Our Father, Embolism, and Doxology

Lyrics

OUR FATHER
Our Father, who art in heaven,
hallowed be thy name,
thy kingdom come, thy will be done
on earth as it is in heaven.
Give us this day our daily bread,
and forgive us our trespasses
as we forgive those who trespass against us,
and lead us not into temptation,
but deliver us, deliver us from evil.

EMBOLISM
(Recited or chanted by the priest)
Deliver us, Lord, we pray, from every evil,
graciously grant peace in our days,
that, by the help of your mercy,
we may be always free from sin
and safe from all distress,
as we await the blessed hope
and the coming of our Savior, Jesus Christ.

DOXOLOGY TO THE LORD'S PRAYER
For the kingdom and the power and the glory are Yours now and forever

Information

Music: Manoling Francisco, SJ and Palan Reyes 
Arrangement: Palan Reyes 

"At the Savior's command, and formed by divine teaching, we dare to say" the Lord's Prayer. Our Lord taught us to recognize God as our Father, and so we come before Him, asking for our daily bread and begging forgiveness for our trespasses. This particular translation of the Our Father unites us with Christians everywhere, reminding us that despite our differences, we are part of the one Body of Christ. The Our Father is the perfect prayer, composed and taught to us by Our Lord. In the context of the Holy Mass, it is said in preparation for Holy Communion: We pray that the bread of life may nourish us and transform us into Christ himself.

The singing of the Lord's Prayer is one of the most ancient traditions of Christendom. It is a prayer of both the priest and of the congregation. It is not a special prayer of the celebrant. The presider introduces the prayer and concretizes the final petition of peace in an extended verbal insertion. No special roles are indicated for cantor and choir, although the choir might support the assembly's singing with harmony as long as they do not substitute the singing of the congregation. Thus, the praying of the Lord's Prayer in the Eucharist is communal. It is the prayer of the assembly, never exclusive to the choir or to a soloist.

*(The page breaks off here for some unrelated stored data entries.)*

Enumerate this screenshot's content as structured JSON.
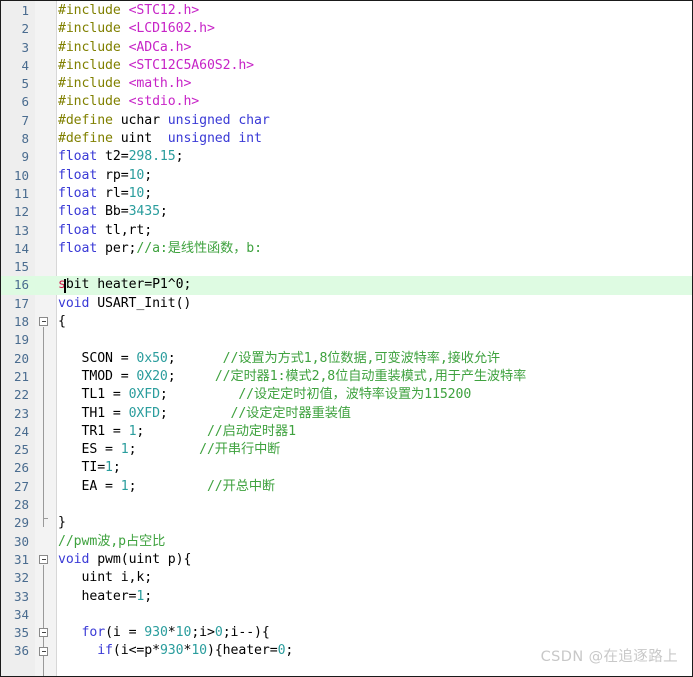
{
  "editor": {
    "language": "C",
    "current_line": 16,
    "cursor_column": 2,
    "first_visible_line": 1,
    "last_visible_line": 36,
    "colors": {
      "background": "#ffffff",
      "gutter": "#eeeeee",
      "line_number": "#4a6c8f",
      "current_line_highlight": "#defbe2",
      "preprocessor": "#808000",
      "header_name": "#c724c7",
      "keyword": "#3a3ad6",
      "number": "#2a9d9d",
      "comment": "#3fa23f",
      "error": "#d21a4b",
      "plain_text": "#000000"
    }
  },
  "watermark": {
    "text": "CSDN @在追逐路上"
  },
  "lines": [
    {
      "n": "1",
      "text": "#include <STC12.h>"
    },
    {
      "n": "2",
      "text": "#include <LCD1602.h>"
    },
    {
      "n": "3",
      "text": "#include <ADCa.h>"
    },
    {
      "n": "4",
      "text": "#include <STC12C5A60S2.h>"
    },
    {
      "n": "5",
      "text": "#include <math.h>"
    },
    {
      "n": "6",
      "text": "#include <stdio.h>"
    },
    {
      "n": "7",
      "text": "#define uchar unsigned char"
    },
    {
      "n": "8",
      "text": "#define uint  unsigned int"
    },
    {
      "n": "9",
      "text": "float t2=298.15;"
    },
    {
      "n": "10",
      "text": "float rp=10;"
    },
    {
      "n": "11",
      "text": "float rl=10;"
    },
    {
      "n": "12",
      "text": "float Bb=3435;"
    },
    {
      "n": "13",
      "text": "float tl,rt;"
    },
    {
      "n": "14",
      "text": "float per;//a:是线性函数，b:"
    },
    {
      "n": "15",
      "text": ""
    },
    {
      "n": "16",
      "text": "sbit heater=P1^0;"
    },
    {
      "n": "17",
      "text": "void USART_Init()"
    },
    {
      "n": "18",
      "text": "{"
    },
    {
      "n": "19",
      "text": ""
    },
    {
      "n": "20",
      "text": "   SCON = 0x50;      //设置为方式1,8位数据,可变波特率,接收允许"
    },
    {
      "n": "21",
      "text": "   TMOD = 0X20;     //定时器1:模式2,8位自动重装模式,用于产生波特率"
    },
    {
      "n": "22",
      "text": "   TL1 = 0XFD;         //设定定时初值，波特率设置为115200"
    },
    {
      "n": "23",
      "text": "   TH1 = 0XFD;        //设定定时器重装值"
    },
    {
      "n": "24",
      "text": "   TR1 = 1;        //启动定时器1"
    },
    {
      "n": "25",
      "text": "   ES = 1;        //开串行中断"
    },
    {
      "n": "26",
      "text": "   TI=1;"
    },
    {
      "n": "27",
      "text": "   EA = 1;         //开总中断"
    },
    {
      "n": "28",
      "text": ""
    },
    {
      "n": "29",
      "text": "}"
    },
    {
      "n": "30",
      "text": "//pwm波,p占空比"
    },
    {
      "n": "31",
      "text": "void pwm(uint p){"
    },
    {
      "n": "32",
      "text": "   uint i,k;"
    },
    {
      "n": "33",
      "text": "   heater=1;"
    },
    {
      "n": "34",
      "text": ""
    },
    {
      "n": "35",
      "text": "   for(i = 930*10;i>0;i--){"
    },
    {
      "n": "36",
      "text": "     if(i<=p*930*10){heater=0;"
    }
  ],
  "tokens": {
    "1": [
      {
        "t": "#include ",
        "c": "pp"
      },
      {
        "t": "<STC12.h>",
        "c": "hdr"
      }
    ],
    "2": [
      {
        "t": "#include ",
        "c": "pp"
      },
      {
        "t": "<LCD1602.h>",
        "c": "hdr"
      }
    ],
    "3": [
      {
        "t": "#include ",
        "c": "pp"
      },
      {
        "t": "<ADCa.h>",
        "c": "hdr"
      }
    ],
    "4": [
      {
        "t": "#include ",
        "c": "pp"
      },
      {
        "t": "<STC12C5A60S2.h>",
        "c": "hdr"
      }
    ],
    "5": [
      {
        "t": "#include ",
        "c": "pp"
      },
      {
        "t": "<math.h>",
        "c": "hdr"
      }
    ],
    "6": [
      {
        "t": "#include ",
        "c": "pp"
      },
      {
        "t": "<stdio.h>",
        "c": "hdr"
      }
    ],
    "7": [
      {
        "t": "#define ",
        "c": "pp"
      },
      {
        "t": "uchar ",
        "c": "plain"
      },
      {
        "t": "unsigned char",
        "c": "kw"
      }
    ],
    "8": [
      {
        "t": "#define ",
        "c": "pp"
      },
      {
        "t": "uint  ",
        "c": "plain"
      },
      {
        "t": "unsigned int",
        "c": "kw"
      }
    ],
    "9": [
      {
        "t": "float",
        "c": "kw"
      },
      {
        "t": " t2=",
        "c": "plain"
      },
      {
        "t": "298.15",
        "c": "num"
      },
      {
        "t": ";",
        "c": "plain"
      }
    ],
    "10": [
      {
        "t": "float",
        "c": "kw"
      },
      {
        "t": " rp=",
        "c": "plain"
      },
      {
        "t": "10",
        "c": "num"
      },
      {
        "t": ";",
        "c": "plain"
      }
    ],
    "11": [
      {
        "t": "float",
        "c": "kw"
      },
      {
        "t": " rl=",
        "c": "plain"
      },
      {
        "t": "10",
        "c": "num"
      },
      {
        "t": ";",
        "c": "plain"
      }
    ],
    "12": [
      {
        "t": "float",
        "c": "kw"
      },
      {
        "t": " Bb=",
        "c": "plain"
      },
      {
        "t": "3435",
        "c": "num"
      },
      {
        "t": ";",
        "c": "plain"
      }
    ],
    "13": [
      {
        "t": "float",
        "c": "kw"
      },
      {
        "t": " tl,rt;",
        "c": "plain"
      }
    ],
    "14": [
      {
        "t": "float",
        "c": "kw"
      },
      {
        "t": " per;",
        "c": "plain"
      },
      {
        "t": "//a:是线性函数，b:",
        "c": "cmt"
      }
    ],
    "15": [],
    "16": [
      {
        "t": "s",
        "c": "err"
      },
      {
        "t": "bit",
        "c": "plain"
      },
      {
        "t": " heater=P1^0;",
        "c": "plain"
      }
    ],
    "17": [
      {
        "t": "void",
        "c": "kw"
      },
      {
        "t": " USART_Init()",
        "c": "plain"
      }
    ],
    "18": [
      {
        "t": "{",
        "c": "plain"
      }
    ],
    "19": [],
    "20": [
      {
        "t": "   SCON = ",
        "c": "plain"
      },
      {
        "t": "0x50",
        "c": "num"
      },
      {
        "t": ";      ",
        "c": "plain"
      },
      {
        "t": "//设置为方式1,8位数据,可变波特率,接收允许",
        "c": "cmt"
      }
    ],
    "21": [
      {
        "t": "   TMOD = ",
        "c": "plain"
      },
      {
        "t": "0X20",
        "c": "num"
      },
      {
        "t": ";     ",
        "c": "plain"
      },
      {
        "t": "//定时器1:模式2,8位自动重装模式,用于产生波特率",
        "c": "cmt"
      }
    ],
    "22": [
      {
        "t": "   TL1 = ",
        "c": "plain"
      },
      {
        "t": "0XFD",
        "c": "num"
      },
      {
        "t": ";         ",
        "c": "plain"
      },
      {
        "t": "//设定定时初值，波特率设置为115200",
        "c": "cmt"
      }
    ],
    "23": [
      {
        "t": "   TH1 = ",
        "c": "plain"
      },
      {
        "t": "0XFD",
        "c": "num"
      },
      {
        "t": ";        ",
        "c": "plain"
      },
      {
        "t": "//设定定时器重装值",
        "c": "cmt"
      }
    ],
    "24": [
      {
        "t": "   TR1 = ",
        "c": "plain"
      },
      {
        "t": "1",
        "c": "num"
      },
      {
        "t": ";        ",
        "c": "plain"
      },
      {
        "t": "//启动定时器1",
        "c": "cmt"
      }
    ],
    "25": [
      {
        "t": "   ES = ",
        "c": "plain"
      },
      {
        "t": "1",
        "c": "num"
      },
      {
        "t": ";        ",
        "c": "plain"
      },
      {
        "t": "//开串行中断",
        "c": "cmt"
      }
    ],
    "26": [
      {
        "t": "   TI=",
        "c": "plain"
      },
      {
        "t": "1",
        "c": "num"
      },
      {
        "t": ";",
        "c": "plain"
      }
    ],
    "27": [
      {
        "t": "   EA = ",
        "c": "plain"
      },
      {
        "t": "1",
        "c": "num"
      },
      {
        "t": ";         ",
        "c": "plain"
      },
      {
        "t": "//开总中断",
        "c": "cmt"
      }
    ],
    "28": [],
    "29": [
      {
        "t": "}",
        "c": "plain"
      }
    ],
    "30": [
      {
        "t": "//pwm波,p占空比",
        "c": "cmt"
      }
    ],
    "31": [
      {
        "t": "void",
        "c": "kw"
      },
      {
        "t": " pwm(",
        "c": "plain"
      },
      {
        "t": "uint",
        "c": "plain"
      },
      {
        "t": " p){",
        "c": "plain"
      }
    ],
    "32": [
      {
        "t": "   uint i,k;",
        "c": "plain"
      }
    ],
    "33": [
      {
        "t": "   heater=",
        "c": "plain"
      },
      {
        "t": "1",
        "c": "num"
      },
      {
        "t": ";",
        "c": "plain"
      }
    ],
    "34": [],
    "35": [
      {
        "t": "   ",
        "c": "plain"
      },
      {
        "t": "for",
        "c": "kw"
      },
      {
        "t": "(i = ",
        "c": "plain"
      },
      {
        "t": "930",
        "c": "num"
      },
      {
        "t": "*",
        "c": "plain"
      },
      {
        "t": "10",
        "c": "num"
      },
      {
        "t": ";i>",
        "c": "plain"
      },
      {
        "t": "0",
        "c": "num"
      },
      {
        "t": ";i--){",
        "c": "plain"
      }
    ],
    "36": [
      {
        "t": "     ",
        "c": "plain"
      },
      {
        "t": "if",
        "c": "kw"
      },
      {
        "t": "(i<=p*",
        "c": "plain"
      },
      {
        "t": "930",
        "c": "num"
      },
      {
        "t": "*",
        "c": "plain"
      },
      {
        "t": "10",
        "c": "num"
      },
      {
        "t": "){heater=",
        "c": "plain"
      },
      {
        "t": "0",
        "c": "num"
      },
      {
        "t": ";",
        "c": "plain"
      }
    ]
  },
  "fold_markers": [
    {
      "line": 18,
      "state": "expanded"
    },
    {
      "line": 31,
      "state": "expanded"
    },
    {
      "line": 35,
      "state": "expanded"
    },
    {
      "line": 36,
      "state": "expanded"
    }
  ]
}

Many of us have been using a less formal, vernacular translation of the Lord's Prayer in the Philippines, for many years. In their plenary meeting in July 2012, the CBCP has mandated the use of this ‘Catholic version' of the text, which we share with the rest of the English-speaking Catholic bishops' conferences in the world. This text of this Lord's Prayer restores a classic rendition of the Lord's Prayer, adapted from the 1162 Anglican Book of Common Prayer and published in the 1928 Prayer Book of the Episcopal Church in the United States of America and in the Catechism of the Catholic Church.